Essentially, getting crystal clear on the different ways that our horses learn, from a scientific perspective, meant that not only could I evaluate different training options and select the technique that best fit the situation, but I also knew how to apply that technique correctly, to make sure it was effective. It made things much clearer for me and for my horses. It also made it very easy for me to decide which techniques I wanted in my toolbox and which ones I didn't. Win-win!


Let’s face it, having success with our horse training makes us happy and if we are feeling happy most of the time we are around our horses, then that is going to make us feel pretty good about our relationship with our horse.


2. An ability to interpret what the horse is saying

The majority of horse communication is really subtle and most of us are never taught to notice it or how to interpret it. Taking the time to learn how to understand what your horse is saying when they are giving really subtle communication signals, can have a huge impact on your relationship together, and is SO WORTH IT.


I like to think about horse communication in terms of green, amber and red light behaviours. We all want to avoid red light behaviours – these are the big, scary, dangerous behaviours like bucking, bolting, rearing and pulling back. The observant amongst us might even notice some amber light signals, that warn us red light behaviours are on the way. It’s in the green light zone that we want to learn to hang out with our horse though. This is the zone where relaxed communication happens and our horses tell us about how they feel about things without the emotion and danger of the red light behaviours. It is the best place for our horse to learn new things and it is the safest, calmest zone. Learning how to listen to your horses communications in this zone and how to help them to stay in the green light zone is invaluable, for your relationship and your safety.


Students on my Learn to Speak Horse program tell me that hands down, learning how to understand and respond to what their horses are telling them in the green zone, had the biggest impact on their relationship with their horse.


3. Understanding what motivates our horses’ behaviour

Behaviour always occurs for a reason. Oftentimes though, we misinterpret the reasons that our horse does something, because we can only see the behaviour through our ‘human lens’ and we attribute reasons a human might do the behaviour, simply because we don’t have the ‘horse lens’ to see through, to understand why our horse is doing the behaviour.
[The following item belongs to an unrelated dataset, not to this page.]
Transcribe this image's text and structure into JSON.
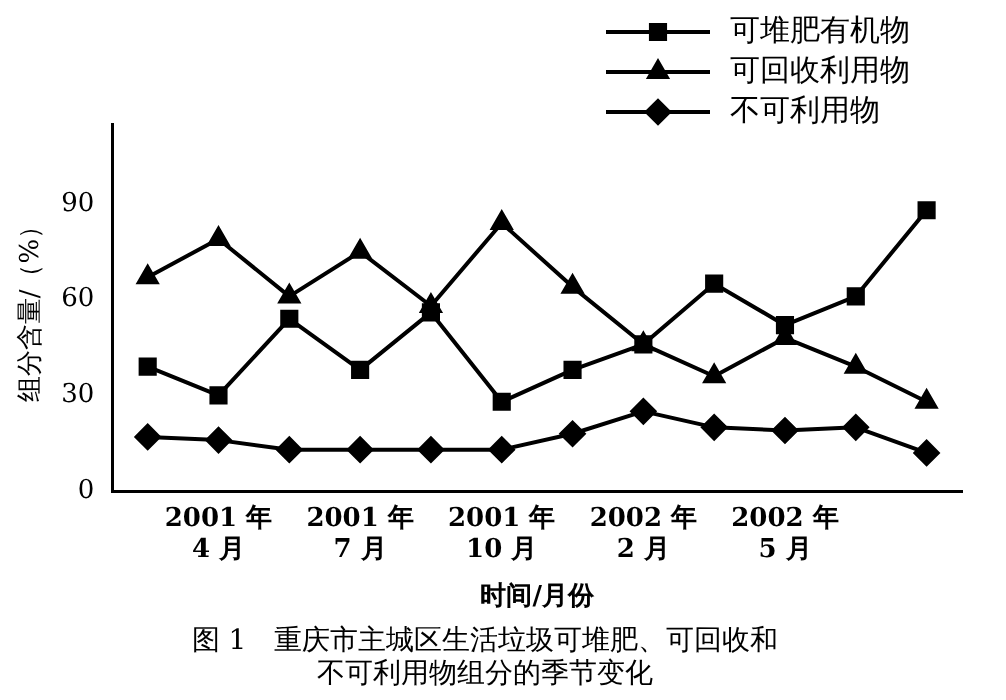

One example of this is whenever a horse is described as naughty or manipulative. Horses don’t have the mental capacity to be either naughty or manipulative, but humans excel at it, so it is top of mind for us to think of these things as drivers of behaviour if we are looking at horse behaviour through our ‘human lens’.


Instead, to truly understand our horses and to find the root cause of any problem behaviours, we need to learn to think like a horse. A key component in learning to think like a horse is understanding the Equine Hierarchy of Needs, because our horses will behave in ways to try and meet any unmet needs.


When we understand the Equine Hierarchy of Needs and can think like a horse, it gives us the ‘horse lens’ we need, to correctly interpret their behaviour. That is why learning about the Equine Hierarchy of Needs is a key component of my online program Learn to Speak Horse, because it is crucial for us to understand how to think like a horse, in order to apply the ‘horse lens’ and correctly interpret their behaviour and body language communications to us.


Taking the step of learning about the Equine Hierarchy of Needs and being able to apply the ‘horse lens’ to interpreting horse behaviour is truly relationship changing for you and your horse. In fact, one student describes this process as like having an image come into focus, because she suddenly had so much clarity about what her horse was saying by his behaviour and body language signals.